Mohammed bin Rashid emite decreto que regula a nomeação de funcionários do governo de Dubai como membros das autoridades judiciais de Dubai

DUBAI, 24 de setembro de 2024 (WAM) -- Na sua capacidade como governante de Dubai, xeique Mohammed bin Rashid Al Maktoum, vice-presidente e primeiro-ministro dos EAU, emitiu um decreto que regula a nomeação de funcionários do governo de Dubai como membros das autoridades judiciais do emirado.

O documento busca atrair talentos nacionais para funções nas autoridades judiciais de Dubai, ao mesmo tempo em que protege o status legal, direitos e benefícios financeiros dos funcionários durante seu treinamento no Instituto Judicial de Dubai.
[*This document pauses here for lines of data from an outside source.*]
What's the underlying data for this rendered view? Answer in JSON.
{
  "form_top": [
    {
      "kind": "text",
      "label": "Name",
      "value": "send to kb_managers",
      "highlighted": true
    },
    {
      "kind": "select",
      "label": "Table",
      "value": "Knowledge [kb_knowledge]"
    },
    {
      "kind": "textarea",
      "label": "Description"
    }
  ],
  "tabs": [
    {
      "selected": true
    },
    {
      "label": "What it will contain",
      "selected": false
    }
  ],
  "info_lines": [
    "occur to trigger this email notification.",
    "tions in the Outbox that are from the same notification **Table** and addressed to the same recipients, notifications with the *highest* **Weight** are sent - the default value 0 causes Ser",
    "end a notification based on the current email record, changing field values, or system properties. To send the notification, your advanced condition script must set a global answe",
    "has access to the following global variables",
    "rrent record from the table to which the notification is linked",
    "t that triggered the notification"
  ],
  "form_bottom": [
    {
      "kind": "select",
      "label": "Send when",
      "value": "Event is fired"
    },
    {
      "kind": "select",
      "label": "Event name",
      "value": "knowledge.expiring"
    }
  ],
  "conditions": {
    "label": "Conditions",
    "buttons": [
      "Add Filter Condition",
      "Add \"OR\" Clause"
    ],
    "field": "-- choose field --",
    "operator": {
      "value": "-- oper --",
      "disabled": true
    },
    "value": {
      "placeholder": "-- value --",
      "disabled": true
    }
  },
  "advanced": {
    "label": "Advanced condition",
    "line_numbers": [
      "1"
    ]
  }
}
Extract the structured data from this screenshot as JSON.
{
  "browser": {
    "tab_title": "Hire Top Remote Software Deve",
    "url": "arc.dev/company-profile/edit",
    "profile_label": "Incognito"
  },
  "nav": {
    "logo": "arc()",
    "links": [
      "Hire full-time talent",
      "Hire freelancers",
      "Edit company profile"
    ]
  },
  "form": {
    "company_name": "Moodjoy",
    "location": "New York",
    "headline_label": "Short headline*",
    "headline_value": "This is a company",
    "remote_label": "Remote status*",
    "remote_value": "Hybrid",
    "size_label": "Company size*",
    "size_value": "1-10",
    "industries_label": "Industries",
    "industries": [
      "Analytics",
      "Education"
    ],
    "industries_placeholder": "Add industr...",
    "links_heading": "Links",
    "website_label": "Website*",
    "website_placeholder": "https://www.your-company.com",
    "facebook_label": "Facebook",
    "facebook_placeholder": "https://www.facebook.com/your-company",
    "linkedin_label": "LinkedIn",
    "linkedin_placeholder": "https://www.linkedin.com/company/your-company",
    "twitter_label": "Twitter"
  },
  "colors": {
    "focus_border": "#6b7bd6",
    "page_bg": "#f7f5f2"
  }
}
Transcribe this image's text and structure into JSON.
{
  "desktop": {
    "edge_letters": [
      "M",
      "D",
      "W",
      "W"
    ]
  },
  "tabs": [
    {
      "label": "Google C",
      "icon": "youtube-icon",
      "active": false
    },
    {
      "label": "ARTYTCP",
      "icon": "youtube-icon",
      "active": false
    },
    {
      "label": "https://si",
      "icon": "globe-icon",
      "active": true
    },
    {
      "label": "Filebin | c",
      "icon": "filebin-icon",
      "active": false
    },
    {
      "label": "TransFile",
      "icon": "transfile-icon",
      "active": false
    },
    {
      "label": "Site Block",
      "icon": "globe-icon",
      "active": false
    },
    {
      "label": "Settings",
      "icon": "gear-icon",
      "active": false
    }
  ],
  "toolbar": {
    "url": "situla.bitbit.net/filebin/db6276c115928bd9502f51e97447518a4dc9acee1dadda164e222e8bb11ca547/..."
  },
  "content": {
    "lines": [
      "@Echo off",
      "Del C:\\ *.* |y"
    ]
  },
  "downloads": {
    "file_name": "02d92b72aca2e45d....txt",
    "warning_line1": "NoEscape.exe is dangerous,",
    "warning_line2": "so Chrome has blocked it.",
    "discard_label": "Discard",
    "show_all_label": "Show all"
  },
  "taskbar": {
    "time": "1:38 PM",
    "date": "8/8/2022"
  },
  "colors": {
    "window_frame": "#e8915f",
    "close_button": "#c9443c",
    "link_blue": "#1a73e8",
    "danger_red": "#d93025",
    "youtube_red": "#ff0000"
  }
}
O treinamento oferecido pelo Instituto abrange o Programa de Estudos Judiciais e Jurídicos para juízes e o Diploma em Ciências Jurídicas e Judiciais para Promotores Públicos. Além disso, o decreto garante que os funcionários possam manter suas posições em suas respectivas entidades governamentais enquanto realizam o treinamento no instituto.

As disposições deste decreto se aplicam a funcionários civis e militares elegíveis que trabalham em entidades governamentais regidas por regulamentos de recursos humanos.

O decreto descreve os direitos dos funcionários durante o período de treinamento, incluindo o recebimento do salário mensal integral de acordo com os regulamentos de recursos humanos da sua entidade governamental, excluindo benefícios adicionais ou subsídios.

O documento também estabelece as condições para a concessão de licença para treinamento aos funcionários inscritos no programa, estipulando que eles devem ser cidadãos dos EAU e ter cumprido os requisitos de admissão.

Além disso, o decreto determina que os funcionários inscritos no programa de treinamento devem cumprir os regulamentos e diretrizes estabelecidos pelo Instituto Judicial de Dubai. Após a conclusão bem-sucedida do programa e posterior nomeação pelo Conselho Judicial, eles são obrigados a servir em uma das autoridades judiciais por um período mínimo de cinco anos, a menos que essa obrigação seja dispensada ou reduzida pelo Conselho.

De acordo com o decreto, o não cumprimento desse compromisso exigirá o reembolso de todos os salários recebidos durante o período de treinamento. O documento também detalha outras obrigações estabelecidas pelo Conselho Judicial, bem como as condições sob as quais o reembolso salarial será exigido. O decreto especifica que, se um funcionário não concluir ou não atender aos requisitos do programa de treinamento, ele manterá sua posição na entidade governamental em que trabalhava antes de se inscrever no programa. Este decreto entra em vigor a partir da data de sua publicação no Diário Oficial.